The Maldives Police Service (MPS) has launched an investigation into allegations that the opposition attempted to stage a coup d’état following the Bank of Maldives’s (BML) decision on Sunday to suspend foreign transaction allowances on debit and credit cards linked to Maldivian Rufiyaa (MVR) accounts.

In a statement issued this evening, following similar allegations made at a ruling People’s National Congress (PNC) rally, the police said the state-owned BML’s decision shocked many, which was announced while the opposition Maldivian Democratic Party (MDP) was holding a press conference on the government’s financial situation and as hundreds of “bot accounts” were active on social media, urging people to take to the streets to overthrow the government.

There is reason to believe that the opposition’s actions following BML’s decision, which was made contrary to the Muizzu administration’s instructions, constituted an attempt to overthrow the legitimate government, according to the Police statement.

While the police have accused the opposition MDP of attempting to overthrow the government, BML’s board of directors made the decision on Saturday. The bank publicly announced the decision on Sunday morning.

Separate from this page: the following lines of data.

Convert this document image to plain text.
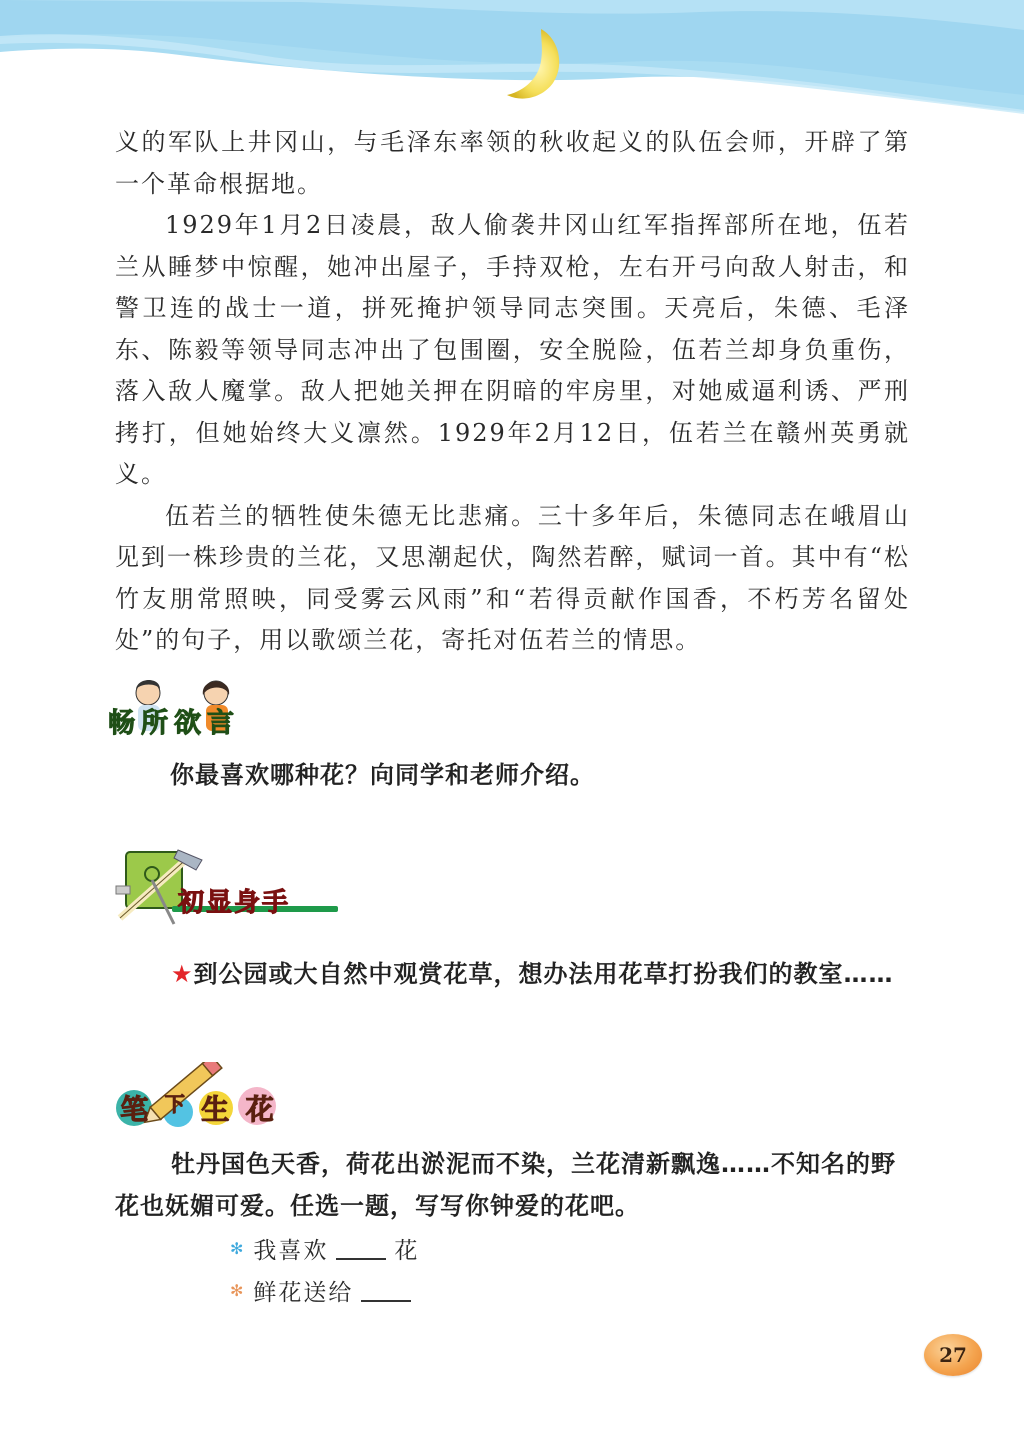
义的军队上井冈山，与毛泽东率领的秋收起义的队伍会师，开辟了第一个革命根据地。

1929年1月2日凌晨，敌人偷袭井冈山红军指挥部所在地，伍若兰从睡梦中惊醒，她冲出屋子，手持双枪，左右开弓向敌人射击，和警卫连的战士一道，拼死掩护领导同志突围。天亮后，朱德、毛泽东、陈毅等领导同志冲出了包围圈，安全脱险，伍若兰却身负重伤，落入敌人魔掌。敌人把她关押在阴暗的牢房里，对她威逼利诱、严刑拷打，但她始终大义凛然。1929年2月12日，伍若兰在赣州英勇就义。

伍若兰的牺牲使朱德无比悲痛。三十多年后，朱德同志在峨眉山见到一株珍贵的兰花，又思潮起伏，陶然若醉，赋词一首。其中有“松竹友朋常照映，同受雾云风雨”和“若得贡献作国香，不朽芳名留处处”的句子，用以歌颂兰花，寄托对伍若兰的情思。

畅所欲言

你最喜欢哪种花？向同学和老师介绍。

初显身手

★到公园或大自然中观赏花草，想办法用花草打扮我们的教室……

笔 下 生 花

牡丹国色天香，荷花出淤泥而不染，兰花清新飘逸……不知名的野花也妩媚可爱。任选一题，写写你钟爱的花吧。

✻ 我喜欢	花
✻ 鲜花送给
27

Political observers believe that the Muizzu administration had ample time to speak with the BML board of directors since the board made the decision and the public announcement to stop the announcement. Following pressure from the Maldives Monetary Authority (MMA), hours after the first announcement, the BML reversed its decision to suspend foreign transaction allowances on its debit and credit cards.

In a brief statement released on Sunday afternoon, the bank announced: “Changes to card limits for foreign transactions announced on 25th August 2024 have been reversed based on instruction from our regulator, the Maldives Monetary Authority.”

The initial decision, announced earlier on Sunday, suspended foreign transaction allowances for all existing and new debit and credit cards linked to MVR accounts. Additionally, it reduced the monthly foreign transaction limit for existing Standard and Gold credit cards to US$100.

The move was attributed to a significant increase in foreign currency spending compared to the bank’s foreign currency acquisitions, leading to concerns about its impact on the availability of foreign currency for essential economic activities. The abrupt policy change had caused widespread concern, including a surge in the black market rate for the dollar and increased fears of inflation and economic instability.

Analysts and opposition leaders had criticised the decision, warning of severe economic repercussions and disruption to essential international payments.